High number of Garrawarla compute nodes offline
Resolved
This incident was resolved earlier in the week
Posted Sep 09, 2022 - 19:12 AWST
Monitoring
2 OSSs for astro were restarted, and locked compute nodes rebooted
Posted Sep 05, 2022 - 10:15 AWST
Identified
Although the HA software is showing everything "normal" on the storage servers, we're seeing a lot of failed connections to the OSTs mounted on astrofs-oss6. I suspect a reboot will be needed of one or more parts of the storage system, and once that's looking healthy we can work on restoring availability of compute nodes.
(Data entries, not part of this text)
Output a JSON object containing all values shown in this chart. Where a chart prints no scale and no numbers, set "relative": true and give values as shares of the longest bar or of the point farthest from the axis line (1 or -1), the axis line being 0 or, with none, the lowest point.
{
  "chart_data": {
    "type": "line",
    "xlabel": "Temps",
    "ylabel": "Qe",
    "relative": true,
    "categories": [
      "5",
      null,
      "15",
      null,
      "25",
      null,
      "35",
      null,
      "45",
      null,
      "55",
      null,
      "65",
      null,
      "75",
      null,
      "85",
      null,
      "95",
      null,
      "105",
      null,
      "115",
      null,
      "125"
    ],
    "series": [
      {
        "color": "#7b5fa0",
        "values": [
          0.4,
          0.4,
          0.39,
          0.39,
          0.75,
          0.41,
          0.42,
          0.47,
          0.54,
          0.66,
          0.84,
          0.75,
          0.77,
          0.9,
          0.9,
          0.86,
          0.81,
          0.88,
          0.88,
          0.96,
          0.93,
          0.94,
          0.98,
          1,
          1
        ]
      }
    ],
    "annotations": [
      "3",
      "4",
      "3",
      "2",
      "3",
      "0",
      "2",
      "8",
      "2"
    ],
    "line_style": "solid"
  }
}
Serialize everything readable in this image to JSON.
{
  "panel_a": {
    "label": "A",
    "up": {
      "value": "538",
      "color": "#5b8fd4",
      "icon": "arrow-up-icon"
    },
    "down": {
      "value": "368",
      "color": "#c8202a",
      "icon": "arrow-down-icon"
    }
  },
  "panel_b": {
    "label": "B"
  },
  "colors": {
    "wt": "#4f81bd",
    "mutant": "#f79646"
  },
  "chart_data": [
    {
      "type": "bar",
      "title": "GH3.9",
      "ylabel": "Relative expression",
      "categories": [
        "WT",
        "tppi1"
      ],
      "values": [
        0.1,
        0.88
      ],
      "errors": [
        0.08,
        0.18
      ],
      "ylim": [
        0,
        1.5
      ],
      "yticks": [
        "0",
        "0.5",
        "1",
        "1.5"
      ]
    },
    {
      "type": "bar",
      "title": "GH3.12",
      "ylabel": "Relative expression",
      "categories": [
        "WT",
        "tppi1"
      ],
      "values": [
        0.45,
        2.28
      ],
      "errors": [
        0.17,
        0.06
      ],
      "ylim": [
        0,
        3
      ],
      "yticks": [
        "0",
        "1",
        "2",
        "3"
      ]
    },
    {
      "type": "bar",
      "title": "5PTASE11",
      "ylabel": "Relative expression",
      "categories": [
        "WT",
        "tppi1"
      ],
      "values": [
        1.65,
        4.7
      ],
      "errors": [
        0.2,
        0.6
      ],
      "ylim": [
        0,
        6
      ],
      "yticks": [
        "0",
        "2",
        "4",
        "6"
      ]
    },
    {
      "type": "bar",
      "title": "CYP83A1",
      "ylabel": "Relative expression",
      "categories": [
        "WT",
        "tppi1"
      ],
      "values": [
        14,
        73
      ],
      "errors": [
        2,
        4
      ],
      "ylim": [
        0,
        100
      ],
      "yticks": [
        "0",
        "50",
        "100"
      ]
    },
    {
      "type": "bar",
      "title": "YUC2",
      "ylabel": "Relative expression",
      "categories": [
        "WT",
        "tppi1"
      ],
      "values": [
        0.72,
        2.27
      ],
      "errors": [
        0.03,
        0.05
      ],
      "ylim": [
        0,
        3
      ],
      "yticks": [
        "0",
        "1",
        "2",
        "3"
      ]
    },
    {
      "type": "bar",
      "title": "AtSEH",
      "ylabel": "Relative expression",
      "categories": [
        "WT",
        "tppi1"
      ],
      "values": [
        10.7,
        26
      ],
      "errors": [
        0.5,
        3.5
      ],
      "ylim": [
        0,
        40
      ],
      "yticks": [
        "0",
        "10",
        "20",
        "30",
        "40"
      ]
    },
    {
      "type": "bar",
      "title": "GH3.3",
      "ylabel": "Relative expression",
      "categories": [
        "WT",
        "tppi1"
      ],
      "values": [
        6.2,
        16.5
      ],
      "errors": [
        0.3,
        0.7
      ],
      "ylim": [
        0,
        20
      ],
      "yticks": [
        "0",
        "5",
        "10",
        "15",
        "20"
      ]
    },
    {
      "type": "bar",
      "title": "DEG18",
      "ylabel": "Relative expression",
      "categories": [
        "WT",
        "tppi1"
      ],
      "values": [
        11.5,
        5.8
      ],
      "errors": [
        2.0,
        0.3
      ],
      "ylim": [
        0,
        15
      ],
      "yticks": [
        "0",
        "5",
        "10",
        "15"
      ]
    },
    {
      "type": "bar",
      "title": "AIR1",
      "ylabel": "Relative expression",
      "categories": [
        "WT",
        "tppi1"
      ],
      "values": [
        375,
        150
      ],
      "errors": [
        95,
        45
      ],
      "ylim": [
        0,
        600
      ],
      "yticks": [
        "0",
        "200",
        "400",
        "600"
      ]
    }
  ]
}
Given we have a scheduled outage tomorrow for disk work, we may bring some parts of this work forwards to reduce downtime.
No ETA for service being back to normal I'm afraid
Posted Sep 05, 2022 - 08:32 AWST
Investigating
Automated health checks have marked a large number of nodes offline in Garrawarla, either due to timeouts or slurm being unable to kill processes at the end of a job.

These generally indicate an issue with one or more filesystems, or the infiniband network used for inter-node communications.

Pawsey staff will investigate during normal office hours.
Posted Sep 04, 2022 - 06:17 AWST
This incident affected: Garrawarla (Garrawarla compute nodes).